A trajetória de Claudia Andujar (Suíça, 1931), que fugiu da perseguição nazista durante a Segunda Guerra Mundial, revela o modo como conflitos políticos interferem na vida de diversos povos. A artista chegou ao Brasil em 1955, país em que vive até hoje e onde se naturalizou em 1976. Sua vida é marcada pela luta por demarcação de terras Yanomami e por uma série de ensaios fotográficos dedicados aos povos indígenas no Brasil. Claudia Andujar se identifica com a vulnerabilidade do povo Yanomami e nos ensina que o outro é aquele que nos ajuda a entender quem somos.
A série Sonhos Yanomami, de 2002, foi elaborada a partir de seu acervo de imagens, da sobreposição de cromos e negativos realizados desde 1971, ocasião de sua primeira viagem para a bacia do rio Catrimani, em Roraima, território Yanomami homologado pelo governo brasileiro apenas em 1992. Trata-se de uma obra do período maduro da artista, que já possuía grande intimidade com a cultura do povo que a acolheu.
As imagens revelam algo dos rituais dos líderes espirituais Yanomami e a importância do sonho em sua cosmologia.

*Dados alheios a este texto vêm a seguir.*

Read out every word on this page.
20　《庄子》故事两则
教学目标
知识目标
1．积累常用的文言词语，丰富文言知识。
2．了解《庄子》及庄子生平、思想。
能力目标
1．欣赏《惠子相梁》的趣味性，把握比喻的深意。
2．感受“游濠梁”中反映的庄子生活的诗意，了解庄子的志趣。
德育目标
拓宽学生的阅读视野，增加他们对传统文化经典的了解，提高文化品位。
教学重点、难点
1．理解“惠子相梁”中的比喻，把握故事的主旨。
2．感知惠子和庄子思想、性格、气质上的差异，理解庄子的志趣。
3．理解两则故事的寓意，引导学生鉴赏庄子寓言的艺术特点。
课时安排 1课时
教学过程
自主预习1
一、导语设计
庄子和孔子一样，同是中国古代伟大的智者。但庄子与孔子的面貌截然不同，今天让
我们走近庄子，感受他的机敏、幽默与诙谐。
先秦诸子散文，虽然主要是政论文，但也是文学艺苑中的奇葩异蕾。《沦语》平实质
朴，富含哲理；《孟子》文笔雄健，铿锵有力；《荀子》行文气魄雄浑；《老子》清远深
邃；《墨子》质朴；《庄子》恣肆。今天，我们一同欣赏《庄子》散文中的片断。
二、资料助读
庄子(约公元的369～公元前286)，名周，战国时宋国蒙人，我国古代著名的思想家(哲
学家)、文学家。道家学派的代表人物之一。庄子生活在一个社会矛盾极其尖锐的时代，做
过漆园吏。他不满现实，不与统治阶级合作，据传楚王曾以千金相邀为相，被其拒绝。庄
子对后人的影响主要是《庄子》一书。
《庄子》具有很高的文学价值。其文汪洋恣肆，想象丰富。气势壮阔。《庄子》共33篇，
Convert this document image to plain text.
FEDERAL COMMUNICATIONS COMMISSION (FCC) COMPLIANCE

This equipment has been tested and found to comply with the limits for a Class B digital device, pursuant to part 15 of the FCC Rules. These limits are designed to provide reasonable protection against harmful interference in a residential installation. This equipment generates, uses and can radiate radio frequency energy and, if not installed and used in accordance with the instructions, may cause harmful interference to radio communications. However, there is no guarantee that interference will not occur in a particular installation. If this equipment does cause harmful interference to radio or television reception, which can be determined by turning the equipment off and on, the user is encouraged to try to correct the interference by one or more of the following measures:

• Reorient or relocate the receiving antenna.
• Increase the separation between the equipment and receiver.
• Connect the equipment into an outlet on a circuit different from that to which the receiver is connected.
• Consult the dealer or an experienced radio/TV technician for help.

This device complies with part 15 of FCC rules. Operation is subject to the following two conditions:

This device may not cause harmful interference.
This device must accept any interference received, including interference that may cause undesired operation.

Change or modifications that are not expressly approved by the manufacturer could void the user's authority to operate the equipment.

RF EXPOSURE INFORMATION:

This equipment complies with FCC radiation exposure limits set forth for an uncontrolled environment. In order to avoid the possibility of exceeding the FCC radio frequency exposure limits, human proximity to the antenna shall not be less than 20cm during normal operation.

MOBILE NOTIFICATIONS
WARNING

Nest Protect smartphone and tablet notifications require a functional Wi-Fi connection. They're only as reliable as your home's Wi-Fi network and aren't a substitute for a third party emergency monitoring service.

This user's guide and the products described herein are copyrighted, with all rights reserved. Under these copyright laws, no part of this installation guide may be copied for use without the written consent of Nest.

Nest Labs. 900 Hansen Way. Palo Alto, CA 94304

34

Os xamãs, diferente dos demais, se deslocam durante o sonho na companhia dos espíritos, dos xapiri, que podem trazer conhecimento, cura e proteção para a comunidade. O sonho, longe de ser um fato banal que é esquecido depois de despertarem, é uma conexão profunda com os espíritos, que viajam para além do céu, da terra e do mundo subterrâneo, e voltam com ensinamentos sobre o que viram.
O trabalho de Claudia Andujar se comunica com a cosmologia Yanomami e sua sabedoria ancestral por meio de imagens. Corujas, garças, macacos e retratos de indígenas se mesclam com luzes, texturas de pedras e árvores, resultando em fotografias fantasmagóricas dos sonhos de um povo com uma cultura sofisticada.
No período em que foi revelado ao mundo mais um genocídio contra os Yanomami, cometido entre 2019 e 2022, devido ao incentivo ao garimpo ilegal e ao uso de armas, a mostra adquire um caráter simbólico para dar visibilidade aos valores indígenas. Essa também é uma história de aproximadamente 50 anos: os Yanomami vêm sendo dizimados ao menos desde 1973 com a construção da Rodovia Perimetral Norte (BR-210) e da abertura de dezenas de pistas de pouso de aeronaves.
A sobrevivência dos Yanomami, além de uma questão humanitária, assegura a proteção da floresta, a sustentabilidade ambiental e a vida no planeta. Os xamãs, os únicos que conseguem sonhar mais longe e ouvir as vozes dos espíritos da floresta, impedem a queda do céu, sustentado pelos xapiri, que mantêm o equilíbrio e a ordem do universo. O fim do mundo, o desabamento do céu, ocorrerá quando a floresta for exterminada e o último xamã morrer. O tempo para reverter a grande catástrofe está se esgotando.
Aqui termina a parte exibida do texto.